The F8 Spider is equipped with Ferrari’s most powerful V8 ever – a 3.9-litre, twin-turbocharged unit that produces 720hp, which is, if you’ll allow us to use the technical term, stupidly powerful.
Just to give you an idea of how far the F8 Spider has moved the game on, it’s nearly twice as powerful as the F355 GTS, its counterpart from just two decades prior.
As you might expect from that much power, the F8 Spider is an absolute rocket, with the benchmark century sprint taken care of in just 2.9 seconds, and it takes only 8.9 seconds to bring it from a standstill to 200km/h.
But more than those on-paper numbers is how the F8 Spider delivers its performance. It’s backed up with a complex suite of electronics, the thresholds of which are controlled through a five-position switch in the steering wheel (the so-called manettino), allowing in certain modes to enter controlled drifts.
Suffice it to say, you won’t be doing that too much on public roads, but even driven with the merest hint of aggression, it’s pretty clear the F8 Spider is stupendously competent.
It steers with laser-guided precision, without the sort of twitchiness that afflicted its predecessor, the 458 Spider, and the sort of mechanical grip it seems to conjure up from thin air inspires a good deal of confidence.
And that’s probably the best thing about the F8 Spider. In spite of the frankly silly amounts of power it produces, it has the magical ability to flatter drivers of all skill levels.

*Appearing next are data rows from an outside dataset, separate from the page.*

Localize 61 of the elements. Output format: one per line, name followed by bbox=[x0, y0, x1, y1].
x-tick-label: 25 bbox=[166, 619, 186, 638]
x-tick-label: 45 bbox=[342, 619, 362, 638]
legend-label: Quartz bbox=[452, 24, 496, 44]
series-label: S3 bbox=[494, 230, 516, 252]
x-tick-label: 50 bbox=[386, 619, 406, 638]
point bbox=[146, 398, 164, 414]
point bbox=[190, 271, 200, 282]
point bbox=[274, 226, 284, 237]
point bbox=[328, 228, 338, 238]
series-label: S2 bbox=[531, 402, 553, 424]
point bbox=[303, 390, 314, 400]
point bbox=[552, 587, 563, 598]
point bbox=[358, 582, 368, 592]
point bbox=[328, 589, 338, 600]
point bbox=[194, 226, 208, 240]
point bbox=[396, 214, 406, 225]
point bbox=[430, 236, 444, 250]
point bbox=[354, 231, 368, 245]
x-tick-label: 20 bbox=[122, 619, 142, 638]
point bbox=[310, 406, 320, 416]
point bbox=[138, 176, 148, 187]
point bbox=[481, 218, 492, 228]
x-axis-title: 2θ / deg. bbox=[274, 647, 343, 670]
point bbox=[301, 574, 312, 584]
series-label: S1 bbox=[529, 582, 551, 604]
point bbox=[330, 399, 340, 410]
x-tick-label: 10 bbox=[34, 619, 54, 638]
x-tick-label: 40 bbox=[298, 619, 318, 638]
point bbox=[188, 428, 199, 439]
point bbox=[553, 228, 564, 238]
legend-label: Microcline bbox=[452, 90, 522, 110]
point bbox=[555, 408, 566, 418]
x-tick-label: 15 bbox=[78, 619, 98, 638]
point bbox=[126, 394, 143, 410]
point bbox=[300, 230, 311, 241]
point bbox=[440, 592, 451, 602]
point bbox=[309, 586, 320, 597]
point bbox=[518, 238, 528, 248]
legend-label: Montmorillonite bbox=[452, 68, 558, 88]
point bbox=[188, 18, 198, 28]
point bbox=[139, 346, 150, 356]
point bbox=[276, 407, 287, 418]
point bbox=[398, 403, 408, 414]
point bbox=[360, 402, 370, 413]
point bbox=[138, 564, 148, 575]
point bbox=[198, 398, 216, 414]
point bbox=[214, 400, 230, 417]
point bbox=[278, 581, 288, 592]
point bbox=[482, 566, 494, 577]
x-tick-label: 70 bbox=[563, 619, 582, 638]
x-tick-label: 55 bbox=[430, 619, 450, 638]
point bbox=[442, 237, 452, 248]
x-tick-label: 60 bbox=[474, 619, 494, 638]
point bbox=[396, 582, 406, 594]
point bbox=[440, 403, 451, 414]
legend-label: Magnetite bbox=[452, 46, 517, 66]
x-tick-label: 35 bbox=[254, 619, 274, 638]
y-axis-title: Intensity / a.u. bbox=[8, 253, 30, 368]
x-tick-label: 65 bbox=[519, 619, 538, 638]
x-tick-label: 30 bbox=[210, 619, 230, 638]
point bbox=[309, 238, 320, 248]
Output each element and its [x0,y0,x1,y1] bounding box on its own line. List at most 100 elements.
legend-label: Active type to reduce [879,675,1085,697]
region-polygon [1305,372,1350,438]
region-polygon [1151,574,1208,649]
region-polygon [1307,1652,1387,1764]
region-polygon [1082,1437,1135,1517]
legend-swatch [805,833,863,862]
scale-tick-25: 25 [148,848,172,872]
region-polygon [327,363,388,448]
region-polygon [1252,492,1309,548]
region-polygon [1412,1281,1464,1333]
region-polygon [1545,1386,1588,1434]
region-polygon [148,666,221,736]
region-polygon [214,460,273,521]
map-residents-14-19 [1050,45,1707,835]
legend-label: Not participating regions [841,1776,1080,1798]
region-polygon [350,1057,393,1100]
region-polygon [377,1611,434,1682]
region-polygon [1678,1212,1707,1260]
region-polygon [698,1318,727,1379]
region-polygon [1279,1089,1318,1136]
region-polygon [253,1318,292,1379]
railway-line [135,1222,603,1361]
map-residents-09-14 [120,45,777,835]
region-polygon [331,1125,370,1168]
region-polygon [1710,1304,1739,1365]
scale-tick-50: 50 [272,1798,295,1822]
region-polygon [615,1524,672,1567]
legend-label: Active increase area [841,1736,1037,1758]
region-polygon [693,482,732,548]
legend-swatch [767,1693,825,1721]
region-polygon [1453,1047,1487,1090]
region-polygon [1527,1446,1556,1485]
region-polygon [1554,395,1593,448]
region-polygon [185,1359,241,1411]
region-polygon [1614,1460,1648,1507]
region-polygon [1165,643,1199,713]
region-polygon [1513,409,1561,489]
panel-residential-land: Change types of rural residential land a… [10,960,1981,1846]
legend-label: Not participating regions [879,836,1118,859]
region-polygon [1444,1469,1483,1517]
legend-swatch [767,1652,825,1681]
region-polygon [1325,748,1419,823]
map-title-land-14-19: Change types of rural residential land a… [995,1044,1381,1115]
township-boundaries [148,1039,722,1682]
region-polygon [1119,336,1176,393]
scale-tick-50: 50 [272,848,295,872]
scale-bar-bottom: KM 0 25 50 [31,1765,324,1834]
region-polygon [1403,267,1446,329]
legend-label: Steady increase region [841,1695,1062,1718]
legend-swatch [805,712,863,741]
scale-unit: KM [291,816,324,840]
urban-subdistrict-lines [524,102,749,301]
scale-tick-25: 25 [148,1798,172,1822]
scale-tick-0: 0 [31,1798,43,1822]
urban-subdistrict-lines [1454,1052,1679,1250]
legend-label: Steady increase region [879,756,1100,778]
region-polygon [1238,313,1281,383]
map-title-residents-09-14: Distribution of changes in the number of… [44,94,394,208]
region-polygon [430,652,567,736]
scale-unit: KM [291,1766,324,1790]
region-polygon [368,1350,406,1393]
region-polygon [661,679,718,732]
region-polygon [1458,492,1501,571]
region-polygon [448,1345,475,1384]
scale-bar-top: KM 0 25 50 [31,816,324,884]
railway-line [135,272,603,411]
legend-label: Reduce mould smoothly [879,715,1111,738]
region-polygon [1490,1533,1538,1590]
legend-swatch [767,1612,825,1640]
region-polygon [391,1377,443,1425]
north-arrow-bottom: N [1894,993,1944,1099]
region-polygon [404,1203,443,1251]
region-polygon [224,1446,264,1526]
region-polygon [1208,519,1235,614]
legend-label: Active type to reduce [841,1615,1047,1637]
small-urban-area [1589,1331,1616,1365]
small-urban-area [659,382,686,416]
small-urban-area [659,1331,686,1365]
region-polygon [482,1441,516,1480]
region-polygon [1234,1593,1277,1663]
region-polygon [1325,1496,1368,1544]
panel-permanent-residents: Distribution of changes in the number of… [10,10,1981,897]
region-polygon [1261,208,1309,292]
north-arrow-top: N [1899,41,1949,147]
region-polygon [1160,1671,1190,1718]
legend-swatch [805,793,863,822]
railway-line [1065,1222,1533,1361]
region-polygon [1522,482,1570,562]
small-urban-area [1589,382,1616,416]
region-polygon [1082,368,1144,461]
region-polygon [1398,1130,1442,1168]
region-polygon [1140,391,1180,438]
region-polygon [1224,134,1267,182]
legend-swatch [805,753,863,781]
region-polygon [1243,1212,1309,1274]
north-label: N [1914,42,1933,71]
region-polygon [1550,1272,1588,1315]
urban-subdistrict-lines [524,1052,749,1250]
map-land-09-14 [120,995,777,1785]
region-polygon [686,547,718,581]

Back in the day, Ferraris were occasional things. They were far too peaky, far too savage to be considered for the prosaic task of merely commuting from, say, home to work and back again.
The F8 Spider, however, is a completely different beast to Ferraris of old. The seven-speed dual-clutch transmission is a boon in that department, taking all the guesswork out of shifting gears.
The gearbox, which is whip-crack rapid when being driven hard, is just as happy to crawl through city traffic, making the F8 Spider no more grating than any other mid-sized executive saloon.
Of course, you’ll have to watch out for its prodigious width – a fraction under 2m –which makes negotiating certain multi-storey carparks a bit of a tricky affair, but that’s about it.
The F8 Spider can also perform double-duty as a perfectly serviceable daily commuter, which again sounds terribly mundane, but the fact it can do that, and still perform as a Ferrari should, is commendable.